By: Yuting Zhang 1, Jiao Bao 1, Jueyan Li 2
1Chengdu Technological University, Chengdu, Sichuan, 610000, China
2460media, Adelaide, SA5000, Australia

Abstract

Aiming at the challenges of insufficient model generalization ability and computational inefficiency in class imbalance multiclassification problems, this paper proposes an integrated learning algorithm optimization framework based on the sample weight distribution mechanism. A Gaussian mapping-enhanced G-SMOTE oversampling method is designed to dynamically adjust the boundary distribution weights of a few class samples.
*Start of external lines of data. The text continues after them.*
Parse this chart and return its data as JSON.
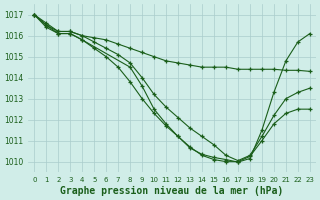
{
  "background_color": "#d0ede8",
  "grid_color": "#aacccc",
  "line_color": "#1a5e1a",
  "xlabel": "Graphe pression niveau de la mer (hPa)",
  "xlabel_fontsize": 7,
  "xtick_fontsize": 5,
  "ytick_fontsize": 5.5,
  "ylim": [
    1009.5,
    1017.5
  ],
  "xlim": [
    -0.5,
    23.5
  ],
  "yticks": [
    1010,
    1011,
    1012,
    1013,
    1014,
    1015,
    1016,
    1017
  ],
  "xticks": [
    0,
    1,
    2,
    3,
    4,
    5,
    6,
    7,
    8,
    9,
    10,
    11,
    12,
    13,
    14,
    15,
    16,
    17,
    18,
    19,
    20,
    21,
    22,
    23
  ],
  "lines": [
    {
      "x": [
        0,
        1,
        2,
        3,
        4,
        5,
        6,
        7,
        8,
        9,
        10,
        11,
        12,
        13,
        14,
        15,
        16,
        17,
        18,
        19,
        20,
        21,
        22,
        23
      ],
      "y": [
        1017.0,
        1016.6,
        1016.2,
        1016.2,
        1016.0,
        1015.9,
        1015.8,
        1015.6,
        1015.4,
        1015.2,
        1015.0,
        1014.8,
        1014.7,
        1014.6,
        1014.5,
        1014.5,
        1014.5,
        1014.4,
        1014.4,
        1014.4,
        1014.4,
        1014.35,
        1014.35,
        1014.3
      ]
    },
    {
      "x": [
        0,
        1,
        2,
        3,
        4,
        5,
        6,
        7,
        8,
        9,
        10,
        11,
        12,
        13,
        14,
        15,
        16,
        17,
        18,
        19,
        20,
        21,
        22,
        23
      ],
      "y": [
        1017.0,
        1016.5,
        1016.2,
        1016.2,
        1016.0,
        1015.7,
        1015.4,
        1015.1,
        1014.7,
        1014.0,
        1013.2,
        1012.6,
        1012.1,
        1011.6,
        1011.2,
        1010.8,
        1010.3,
        1010.05,
        1010.3,
        1011.2,
        1012.2,
        1013.0,
        1013.3,
        1013.5
      ]
    },
    {
      "x": [
        0,
        1,
        2,
        3,
        4,
        5,
        6,
        7,
        8,
        9,
        10,
        11,
        12,
        13,
        14,
        15,
        16,
        17,
        18,
        19,
        20,
        21,
        22,
        23
      ],
      "y": [
        1017.0,
        1016.5,
        1016.1,
        1016.1,
        1015.8,
        1015.4,
        1015.0,
        1014.5,
        1013.8,
        1013.0,
        1012.3,
        1011.7,
        1011.2,
        1010.7,
        1010.3,
        1010.1,
        1010.0,
        1010.0,
        1010.25,
        1011.0,
        1011.8,
        1012.3,
        1012.5,
        1012.5
      ]
    },
    {
      "x": [
        0,
        1,
        2,
        3,
        4,
        8,
        9,
        10,
        11,
        12,
        13,
        14,
        15,
        16,
        17,
        18,
        19,
        20,
        21,
        22,
        23
      ],
      "y": [
        1017.0,
        1016.4,
        1016.1,
        1016.1,
        1015.8,
        1014.5,
        1013.6,
        1012.5,
        1011.8,
        1011.2,
        1010.65,
        1010.35,
        1010.2,
        1010.1,
        1009.98,
        1010.15,
        1011.5,
        1013.3,
        1014.8,
        1015.7,
        1016.1
      ]
    }
  ]
}
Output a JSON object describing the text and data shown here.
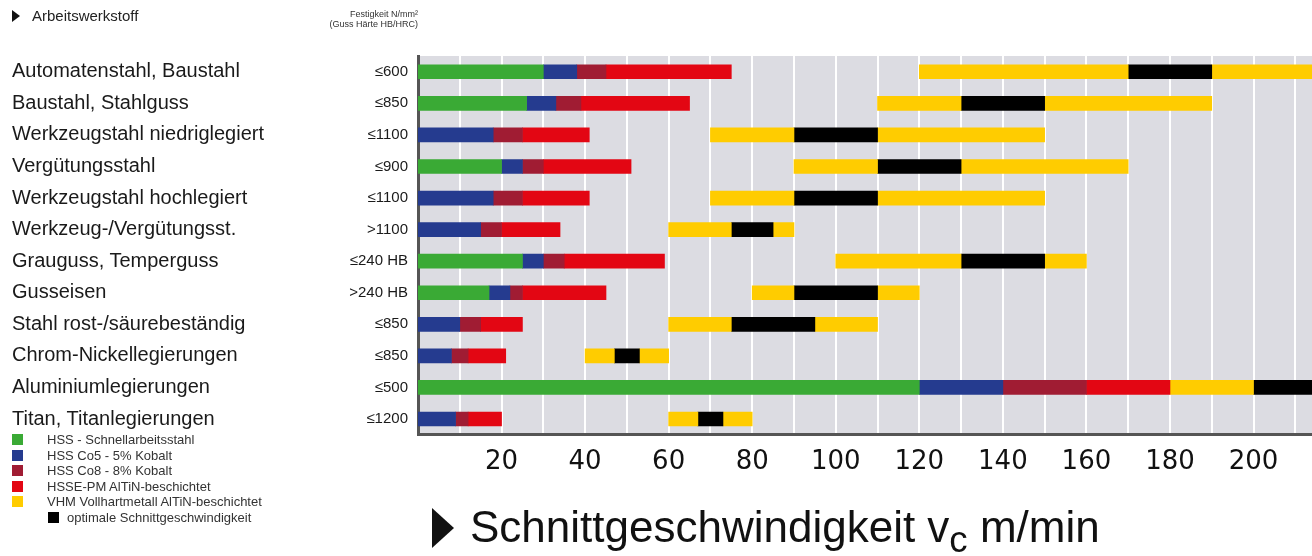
{
  "chart_data": {
    "type": "bar",
    "orientation": "horizontal",
    "ylabel": "Arbeitswerkstoff",
    "y2label": "Festigkeit N/mm²\n(Guss Härte HB/HRC)",
    "xlabel": "Schnittgeschwindigkeit v$_{c}$ m/min",
    "categories": [
      "Automatenstahl, Baustahl",
      "Baustahl, Stahlguss",
      "Werkzeugstahl niedriglegiert",
      "Vergütungsstahl",
      "Werkzeugstahl hochlegiert",
      "Werkzeug-/Vergütungsst.",
      "Grauguss, Temperguss",
      "Gusseisen",
      "Stahl rost-/säurebeständig",
      "Chrom-Nickellegierungen",
      "Aluminiumlegierungen",
      "Titan, Titanlegierungen"
    ],
    "y2_categories": [
      "≤600",
      "≤850",
      "≤1100",
      "≤900",
      "≤1100",
      ">1100",
      "≤240 HB",
      ">240 HB",
      "≤850",
      "≤850",
      "≤500",
      "≤1200"
    ],
    "series": [
      {
        "name": "HSS - Schnellarbeitsstahl",
        "color": "#3aaa35",
        "base": [
          0,
          0,
          null,
          0,
          null,
          null,
          0,
          0,
          null,
          null,
          0,
          null
        ],
        "values": [
          30,
          26,
          null,
          20,
          null,
          null,
          25,
          17,
          null,
          null,
          120,
          null
        ]
      },
      {
        "name": "HSS Co5 - 5% Kobalt",
        "color": "#253b8f",
        "base": [
          30,
          26,
          0,
          20,
          0,
          0,
          25,
          17,
          0,
          0,
          120,
          0
        ],
        "values": [
          8,
          7,
          18,
          5,
          18,
          15,
          5,
          5,
          10,
          8,
          20,
          9
        ]
      },
      {
        "name": "HSS Co8 - 8% Kobalt",
        "color": "#a01c33",
        "base": [
          38,
          33,
          18,
          25,
          18,
          15,
          30,
          22,
          10,
          8,
          140,
          9
        ],
        "values": [
          7,
          6,
          7,
          5,
          7,
          5,
          5,
          3,
          5,
          4,
          20,
          3
        ]
      },
      {
        "name": "HSSE-PM AlTiN-beschichtet",
        "color": "#e30613",
        "base": [
          45,
          39,
          25,
          30,
          25,
          20,
          35,
          25,
          15,
          12,
          160,
          12
        ],
        "values": [
          30,
          26,
          16,
          21,
          16,
          14,
          24,
          20,
          10,
          9,
          20,
          8
        ]
      },
      {
        "name": "VHM Vollhartmetall AlTiN-beschichtet",
        "color": "#ffcc00",
        "base": [
          120,
          110,
          70,
          90,
          70,
          60,
          100,
          80,
          60,
          40,
          180,
          60
        ],
        "values": [
          50,
          20,
          20,
          20,
          20,
          15,
          30,
          10,
          15,
          7,
          20,
          7
        ]
      },
      {
        "name": "optimale Schnittgeschwindigkeit",
        "color": "#000000",
        "base": [
          170,
          130,
          90,
          110,
          90,
          75,
          130,
          90,
          75,
          47,
          200,
          67
        ],
        "values": [
          20,
          20,
          20,
          20,
          20,
          10,
          20,
          20,
          20,
          6,
          14,
          6
        ]
      },
      {
        "color": "#ffcc00",
        "base": [
          190,
          150,
          110,
          130,
          110,
          85,
          150,
          110,
          95,
          53,
          null,
          73
        ],
        "values": [
          24,
          40,
          40,
          40,
          40,
          5,
          10,
          10,
          15,
          7,
          null,
          7
        ]
      }
    ],
    "xlim": [
      0,
      214
    ],
    "xticks": [
      {
        "value": 10,
        "label": null
      },
      20,
      {
        "value": 30,
        "label": null
      },
      40,
      {
        "value": 50,
        "label": null
      },
      60,
      {
        "value": 70,
        "label": null
      },
      80,
      {
        "value": 90,
        "label": null
      },
      100,
      {
        "value": 110,
        "label": null
      },
      120,
      {
        "value": 130,
        "label": null
      },
      140,
      {
        "value": 150,
        "label": null
      },
      160,
      {
        "value": 170,
        "label": null
      },
      180,
      {
        "value": 190,
        "label": null
      },
      200,
      {
        "value": 210,
        "label": null
      }
    ],
    "grid": "x",
    "legend": "bottom left"
  }
}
Combining the fast binary classification property of TWSVM and the weight adaptation mechanism of AdaBoost, the integrated model based on the OVO strategy is constructed.The average AUC value of the G-SMOTE method on the 2 datasets with low imbalance ratios is 0.891, which is higher than that of the original dataset, the single downsampling, and the SMOTE oversampling, respectively, by 0.181, 0.187, and 0.137.The mean AUC value on the 2 datasets with high imbalance ratios is 0.891, which is higher than that of the original dataset, the single downsampling, and the SMOTE oversampling, respectively. The same performance is optimal on the 2 datasets with high imbalance ratios.The convergence speed of AdaBoost-TWSVM has an advantage over Pa_Ada, and a large advantage over SWA_Adaboost and IPAB. The test error of AdaBoost-TWSVM is reduced by an average of 9.22, 15.41, 6.08, and 9.38 percentage points compared to the other six algorithms on the four datasets, respectively. Compared with TWSVM, the acceleration ratios of AdaBoost-TWSVM algorithms are all improved to a certain extent, and the acceleration effect is most significant in the high-dimensional dataset Kddcupbuffer, with the acceleration ratio of node 3 reaching 2.37 ± 0.03. This algorithm demonstrates strong parallel computing capabilities and scalability when handling large-scale datasets, making it suitable for the classification and detection of painted images. When applied to the classification of Zhang Daqian’s early and later landscape paintings, the algorithm achieved more satisfactory results in image classification accuracy.